Flannery has been compared to Jared Diamond and Stephen Jay Gould and called the better writer: high praise indeed. This is the book to read to find out why pronghorn antelope run far faster than any living predator, or whether evidence suggests Mammoths were hunted to extinction or died from habitat loss due to climate change.
You can't go wrong with any of these. Love to know what books would make your "elite" lending list from your own libraries.



My mistake Laura. I wish Sara Stein had a 3rd book out but I was referring to her first book which is just "Noah's Garden." Don't know why I added "restoring" to the title but that's incorrect.
Posted by: Miss Chestnuts | October 04, 2006 at 10:29 AM
I didn't realise that Sara Stein had a 3rd book out in her Noah's Garden series - I'll have to look for it.
Posted by: Laura | October 03, 2006 at 09:03 PM
As to my critical library list, I would include most of my Wendell Berry books, but especially, Fidelity, What Are People For?, Come Watch With Me and The Unsettling of America. And Hannah Coulter.
Also on the list might be sentimental favorites that are out of print, such as Living in Christian Community, by Art Gish.
I'd also include Payne Hollow, by Harlan Hubbard.
That'd be at least a starting point. Maybe Frankenstein, a personal fave.
Posted by: Dan Trabue | October 02, 2006 at 01:38 PM
Since You Asked -- A very few of the books with which I wouldn't part.
Reflections on Bullough's Pond (Diana Muir) - you will never look at the made landscape the same way again. A history of New England from pre-Colombian to the present.
Restoring Noah's Garden (Sarah Stein) - a guide to gardening less selfishly (i.e. do it for the birds).
The Art of Eating (MFK Fisher) - An American's life informed by food. Passages on life in Europe during WW2 are especially touching.
1491, New Revelations of the Americas before Columbus (Charles Mann) - it wasn't what we thought it was.
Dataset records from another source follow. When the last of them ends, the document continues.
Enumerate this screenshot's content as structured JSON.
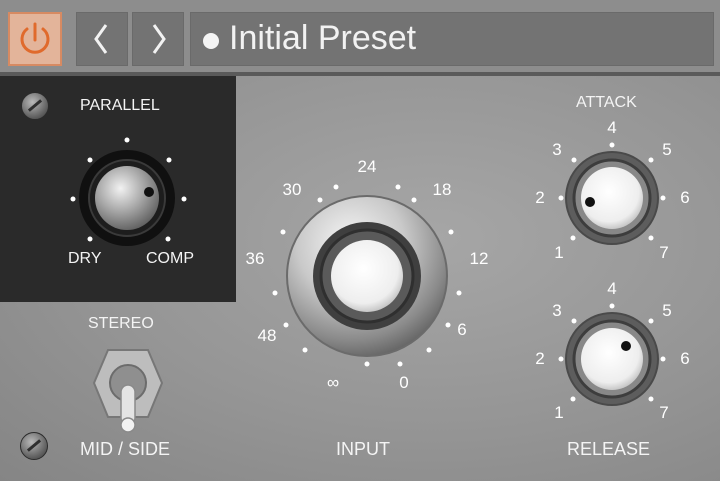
{
  "header": {
    "power_icon": "power-icon",
    "prev_icon": "chevron-left-icon",
    "next_icon": "chevron-right-icon",
    "preset_name": "Initial Preset",
    "accent_color": "#d78a62"
  },
  "parallel": {
    "title": "PARALLEL",
    "left_label": "DRY",
    "right_label": "COMP"
  },
  "stereo": {
    "title": "STEREO",
    "mode_label": "MID / SIDE"
  },
  "input": {
    "title": "INPUT",
    "scale": [
      "∞",
      "48",
      "36",
      "30",
      "24",
      "18",
      "12",
      "6",
      "0"
    ]
  },
  "attack": {
    "title": "ATTACK",
    "scale": [
      "1",
      "2",
      "3",
      "4",
      "5",
      "6",
      "7"
    ]
  },
  "release": {
    "title": "RELEASE",
    "scale": [
      "1",
      "2",
      "3",
      "4",
      "5",
      "6",
      "7"
    ]
  }
}
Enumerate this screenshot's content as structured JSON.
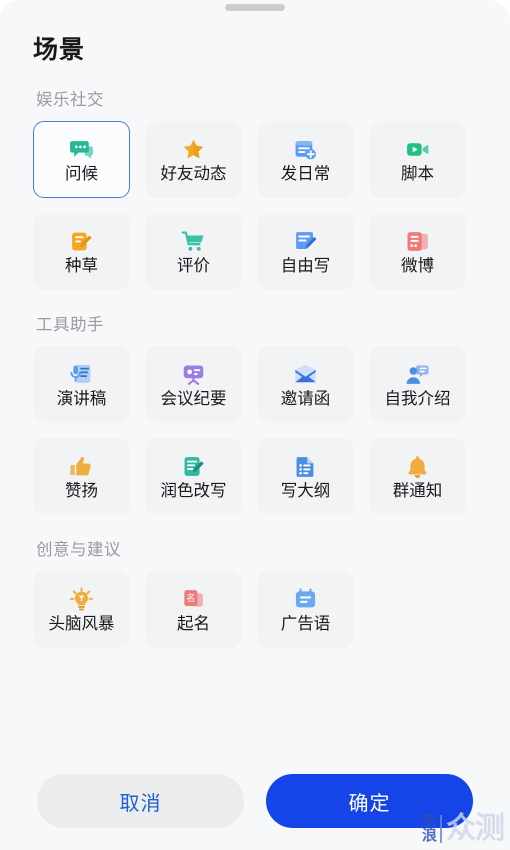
{
  "sheet": {
    "title": "场景",
    "drag_handle": "drag-handle"
  },
  "sections": [
    {
      "title": "娱乐社交",
      "items": [
        {
          "label": "问候",
          "icon": "chat-bubble-icon",
          "color": "#25b896",
          "selected": true
        },
        {
          "label": "好友动态",
          "icon": "star-icon",
          "color": "#f5a623",
          "selected": false
        },
        {
          "label": "发日常",
          "icon": "calendar-plus-icon",
          "color": "#5b9bf3",
          "selected": false
        },
        {
          "label": "脚本",
          "icon": "video-camera-icon",
          "color": "#20c081",
          "selected": false
        },
        {
          "label": "种草",
          "icon": "note-pencil-icon",
          "color": "#f5a623",
          "selected": false
        },
        {
          "label": "评价",
          "icon": "shopping-cart-icon",
          "color": "#3dc0a8",
          "selected": false
        },
        {
          "label": "自由写",
          "icon": "write-pen-icon",
          "color": "#5b9bf3",
          "selected": false
        },
        {
          "label": "微博",
          "icon": "weibo-card-icon",
          "color": "#f07a7a",
          "selected": false
        }
      ]
    },
    {
      "title": "工具助手",
      "items": [
        {
          "label": "演讲稿",
          "icon": "microphone-scroll-icon",
          "color": "#5b9bf3",
          "selected": false
        },
        {
          "label": "会议纪要",
          "icon": "presentation-icon",
          "color": "#9b7ce8",
          "selected": false
        },
        {
          "label": "邀请函",
          "icon": "envelope-icon",
          "color": "#3b6fe0",
          "selected": false
        },
        {
          "label": "自我介绍",
          "icon": "person-speech-icon",
          "color": "#4a90e2",
          "selected": false
        },
        {
          "label": "赞扬",
          "icon": "thumbs-up-icon",
          "color": "#f0ad3e",
          "selected": false
        },
        {
          "label": "润色改写",
          "icon": "document-edit-icon",
          "color": "#2fb9a0",
          "selected": false
        },
        {
          "label": "写大纲",
          "icon": "outline-list-icon",
          "color": "#4a90e2",
          "selected": false
        },
        {
          "label": "群通知",
          "icon": "bell-icon",
          "color": "#f0ad3e",
          "selected": false
        }
      ]
    },
    {
      "title": "创意与建议",
      "items": [
        {
          "label": "头脑风暴",
          "icon": "lightbulb-icon",
          "color": "#f0ad3e",
          "selected": false
        },
        {
          "label": "起名",
          "icon": "name-card-icon",
          "color": "#f07a7a",
          "selected": false
        },
        {
          "label": "广告语",
          "icon": "ad-board-icon",
          "color": "#69a9f0",
          "selected": false
        }
      ]
    }
  ],
  "footer": {
    "cancel_label": "取消",
    "confirm_label": "确定"
  },
  "watermark": {
    "brand_small_line1": "新",
    "brand_small_line2": "浪",
    "brand_big": "众测"
  },
  "colors": {
    "accent": "#1544e8",
    "selected_border": "#4a7fd4",
    "cancel_text": "#1f5fd0",
    "card_bg": "#f2f3f5",
    "page_bg": "#f7f8fa",
    "section_title": "#9a9ba0"
  }
}
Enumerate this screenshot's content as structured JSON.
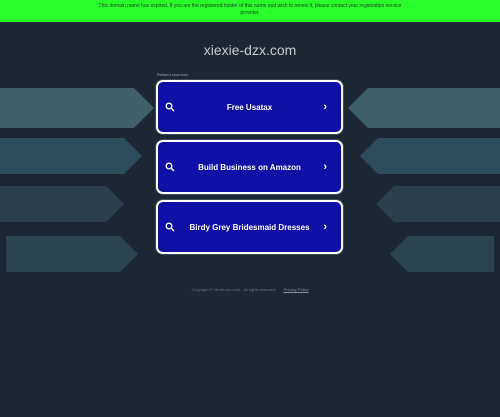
{
  "banner": {
    "line1": "This domain name has expired. If you are the registered holder of this name and wish to renew it, please contact your registration service",
    "line2": "provider."
  },
  "domain_title": "xiexie-dzx.com",
  "related_label": "Related searches",
  "cards": [
    {
      "label": "Free Usatax"
    },
    {
      "label": "Build Business on Amazon"
    },
    {
      "label": "Birdy Grey Bridesmaid Dresses"
    }
  ],
  "footer": {
    "copyright": "Copyright © xiexie-dzx.com . All rights reserved.",
    "privacy": "Privacy Policy"
  },
  "colors": {
    "background": "#1c2733",
    "banner": "#2bff2b",
    "card": "#1010a6",
    "deco_left": "#3f5a66",
    "deco_right": "#3f5a66"
  }
}
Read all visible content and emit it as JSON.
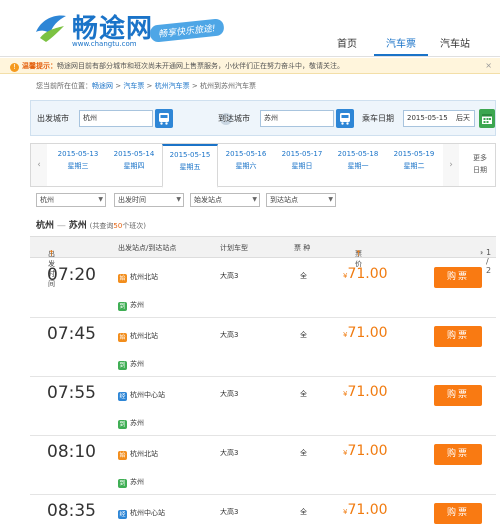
{
  "header": {
    "logo_text": "畅途网",
    "logo_url": "www.changtu.com",
    "slogan": "畅享快乐旅途!",
    "nav": [
      {
        "label": "首页"
      },
      {
        "label": "汽车票"
      },
      {
        "label": "汽车站"
      }
    ]
  },
  "notice": {
    "label": "温馨提示：",
    "text": "畅途网目前有部分城市和班次尚未开通网上售票服务，小伙伴们正在努力奋斗中，敬请关注。",
    "close": "×"
  },
  "breadcrumb": {
    "prefix": "您当前所在位置：",
    "items": [
      "畅途网",
      "汽车票",
      "杭州汽车票",
      "杭州到苏州汽车票"
    ],
    "sep": " > "
  },
  "search": {
    "from_label": "出发城市",
    "from_value": "杭州",
    "to_label": "到达城市",
    "to_value": "苏州",
    "date_label": "乘车日期",
    "date_value": "2015-05-15",
    "date_suffix": "后天"
  },
  "dates": {
    "days": [
      {
        "date": "2015-05-13",
        "weekday": "星期三"
      },
      {
        "date": "2015-05-14",
        "weekday": "星期四"
      },
      {
        "date": "2015-05-15",
        "weekday": "星期五"
      },
      {
        "date": "2015-05-16",
        "weekday": "星期六"
      },
      {
        "date": "2015-05-17",
        "weekday": "星期日"
      },
      {
        "date": "2015-05-18",
        "weekday": "星期一"
      },
      {
        "date": "2015-05-19",
        "weekday": "星期二"
      }
    ],
    "more_line1": "更多",
    "more_line2": "日期"
  },
  "filters": [
    "杭州",
    "出发时间",
    "始发站点",
    "到达站点"
  ],
  "route": {
    "from": "杭州",
    "arrow": "—",
    "to": "苏州",
    "count_prefix": "(共查询",
    "count": "50",
    "count_suffix": "个班次)"
  },
  "table": {
    "headers": [
      "出发时间",
      "出发站点/到达站点",
      "计划车型",
      "票 种",
      "票 价"
    ],
    "pager": "1 / 2"
  },
  "rows": [
    {
      "time": "07:20",
      "from_tag": "始",
      "from": "杭州北站",
      "to_tag": "到",
      "to": "苏州",
      "bus": "大高3",
      "ticket": "全",
      "currency": "¥",
      "price": "71.00",
      "buy": "购票"
    },
    {
      "time": "07:45",
      "from_tag": "始",
      "from": "杭州北站",
      "to_tag": "到",
      "to": "苏州",
      "bus": "大高3",
      "ticket": "全",
      "currency": "¥",
      "price": "71.00",
      "buy": "购票"
    },
    {
      "time": "07:55",
      "from_tag": "经",
      "from": "杭州中心站",
      "to_tag": "到",
      "to": "苏州",
      "bus": "大高3",
      "ticket": "全",
      "currency": "¥",
      "price": "71.00",
      "buy": "购票"
    },
    {
      "time": "08:10",
      "from_tag": "始",
      "from": "杭州北站",
      "to_tag": "到",
      "to": "苏州",
      "bus": "大高3",
      "ticket": "全",
      "currency": "¥",
      "price": "71.00",
      "buy": "购票"
    },
    {
      "time": "08:35",
      "from_tag": "经",
      "from": "杭州中心站",
      "to_tag": "到",
      "to": "苏州",
      "bus": "大高3",
      "ticket": "全",
      "currency": "¥",
      "price": "71.00",
      "buy": "购票"
    }
  ]
}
Practically anything by John McPhee.
And last, The Eternal Frontier. op cit.
Cheers Greenman.
Posted by: Miss Chestnuts | October 02, 2006 at 09:43 AM
Young Men and Fire is a harrowing tale, beautifully told. Even though you know that most of the men working the fire that day were doomed, you hang on every word. As an old prescribed fire hand, it seems I would hear about Mann Gulch at every training I attended.
Posted by: GreenmanTim | October 02, 2006 at 09:39 AM
I'm a huge fan of Maclean's A River Runs Through It and had never seen any other books by him (although, I've not pursued it either). I'll have to check this Young Men and Fire book out.